Cruz also defended New Hampshire’s status as the nation’s first primary when he filed in the Granite State Thursday.
“I think it is a tremendous facet of our democracy. You know there’s some folks in Washington that are talking about trying to end New Hampshire’s first-in-the-nation status. I got to say I think that it is complete lunacy.”
Cruz added that giving that status to larger states would turn elections into a money race.
“If our elections began in large states, if they began in large states like California or New York or my home state of Texas, they would all be decided by slick Hollywood TV ads, it would just be whoever spends the most money,” Cruz said.
Santorum criticized the media and the Republican National Committee for relying on national polling rather than surveys in New Hampshire and Iowa to gauge who qualifies for debates.

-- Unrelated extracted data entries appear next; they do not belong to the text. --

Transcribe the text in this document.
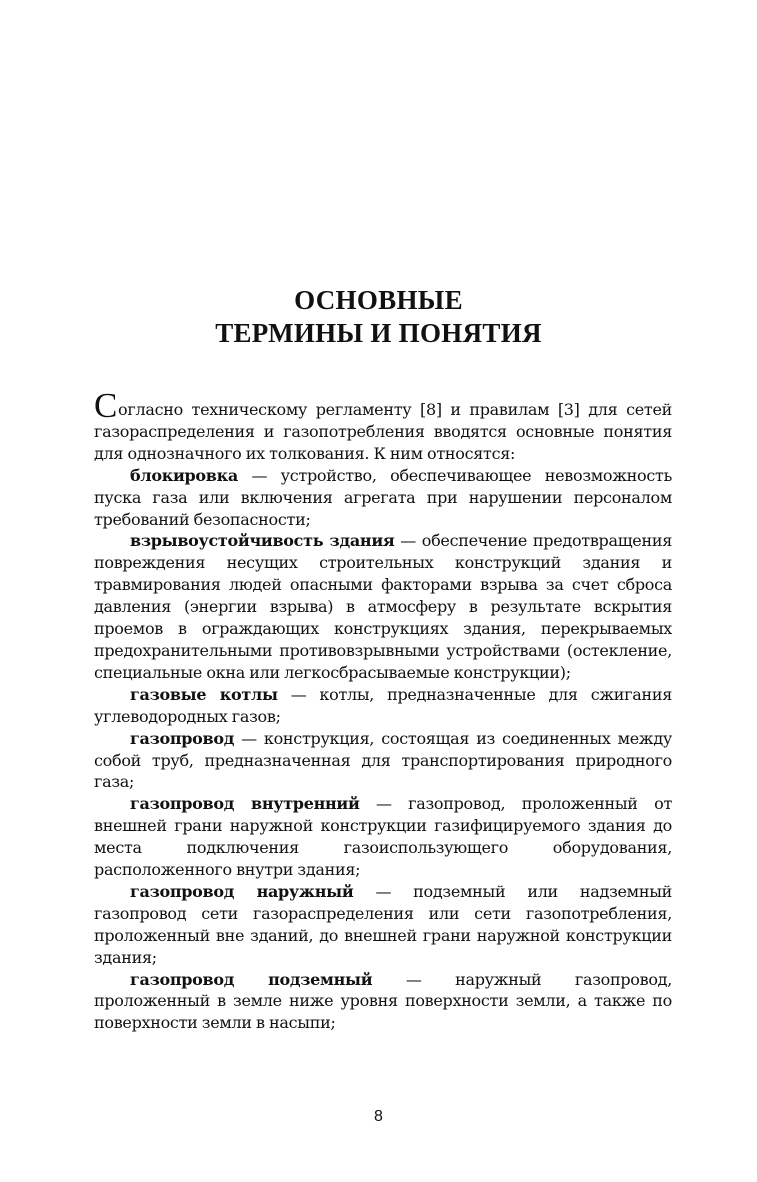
ОСНОВНЫЕ
ТЕРМИНЫ И ПОНЯТИЯ

Согласно техническому регламенту [8] и правилам [3] для сетей газораспределения и газопотребления вводятся основные понятия для однозначного их толкования. К ним относятся:

блокировка — устройство, обеспечивающее невозможность пуска газа или включения агрегата при нарушении персоналом требований безопасности;

взрывоустойчивость здания — обеспечение предотвращения повреждения несущих строительных конструкций здания и травмирования людей опасными факторами взрыва за счет сброса давления (энергии взрыва) в атмосферу в результате вскрытия проемов в ограждающих конструкциях здания, перекрываемых предохранительными противовзрывными устройствами (остекление, специальные окна или легкосбрасываемые конструкции);

газовые котлы — котлы, предназначенные для сжигания углеводородных газов;

газопровод — конструкция, состоящая из соединенных между собой труб, предназначенная для транспортирования природного газа;

газопровод внутренний — газопровод, проложенный от внешней грани наружной конструкции газифицируемого здания до места подключения газоиспользующего оборудования, расположенного внутри здания;

газопровод наружный — подземный или надземный газопровод сети газораспределения или сети газопотребления, проложенный вне зданий, до внешней грани наружной конструкции здания;

газопровод подземный — наружный газопровод, проложенный в земле ниже уровня поверхности земли, а также по поверхности земли в насыпи;

8
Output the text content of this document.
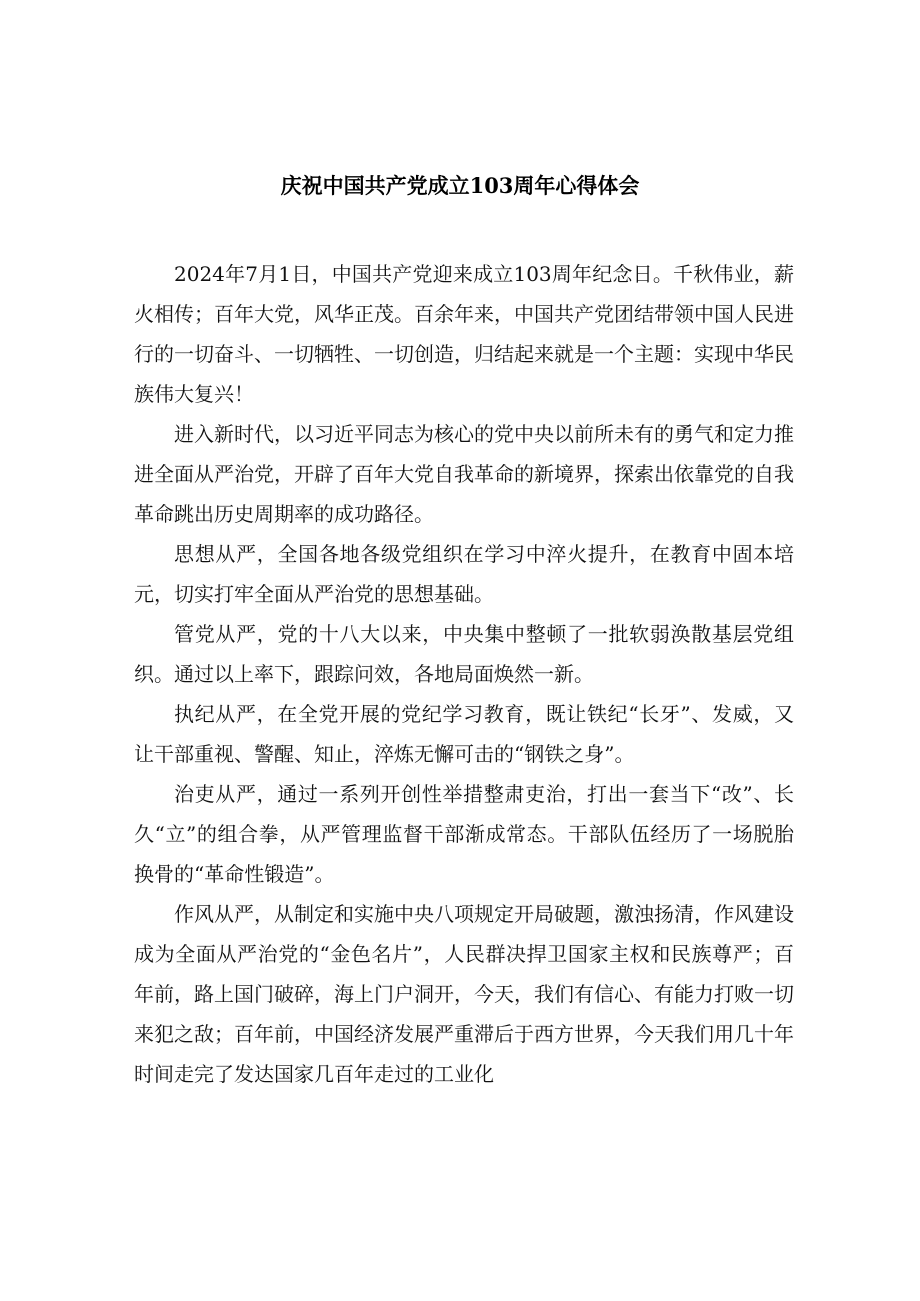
庆祝中国共产党成立103周年心得体会

2024年7月1日，中国共产党迎来成立103周年纪念日。千秋伟业，薪火相传；百年大党，风华正茂。百余年来，中国共产党团结带领中国人民进行的一切奋斗、一切牺牲、一切创造，归结起来就是一个主题：实现中华民族伟大复兴！

进入新时代，以习近平同志为核心的党中央以前所未有的勇气和定力推进全面从严治党，开辟了百年大党自我革命的新境界，探索出依靠党的自我革命跳出历史周期率的成功路径。

思想从严，全国各地各级党组织在学习中淬火提升，在教育中固本培元，切实打牢全面从严治党的思想基础。

管党从严，党的十八大以来，中央集中整顿了一批软弱涣散基层党组织。通过以上率下，跟踪问效，各地局面焕然一新。

执纪从严，在全党开展的党纪学习教育，既让铁纪“长牙”、发威，又让干部重视、警醒、知止，淬炼无懈可击的“钢铁之身”。

治吏从严，通过一系列开创性举措整肃吏治，打出一套当下“改”、长久“立”的组合拳，从严管理监督干部渐成常态。干部队伍经历了一场脱胎换骨的“革命性锻造”。

作风从严，从制定和实施中央八项规定开局破题，激浊扬清，作风建设成为全面从严治党的“金色名片”，人民群决捍卫国家主权和民族尊严；百年前，路上国门破碎，海上门户洞开，今天，我们有信心、有能力打败一切来犯之敌；百年前，中国经济发展严重滞后于西方世界，今天我们用几十年时间走完了发达国家几百年走过的工业化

“Iowa and New Hampshire, in my opinion, should be the ones that set the field, and right now they’re not. The media’s setting the field by the debate structure, and the way they — the number of the debates and that’s the RNC’s fault, and then the debate structure which is a combination of the RNC and the media’s fault,” Santorum said. “You know, Republicans complain about the media, and then they allow the media to set the terms of how, who are the top tier and bottom tier, when historically national polls have meant nothing with respect to who is ultimately gonna be selected by Iowa and New Hampshire.”
Donald Trump became the first Republican candidate to file for the New Hampshire primary last week, a day after the state opened its primary filing period. Marco Rubio also filed last week.
The primary is scheduled to be held February 9.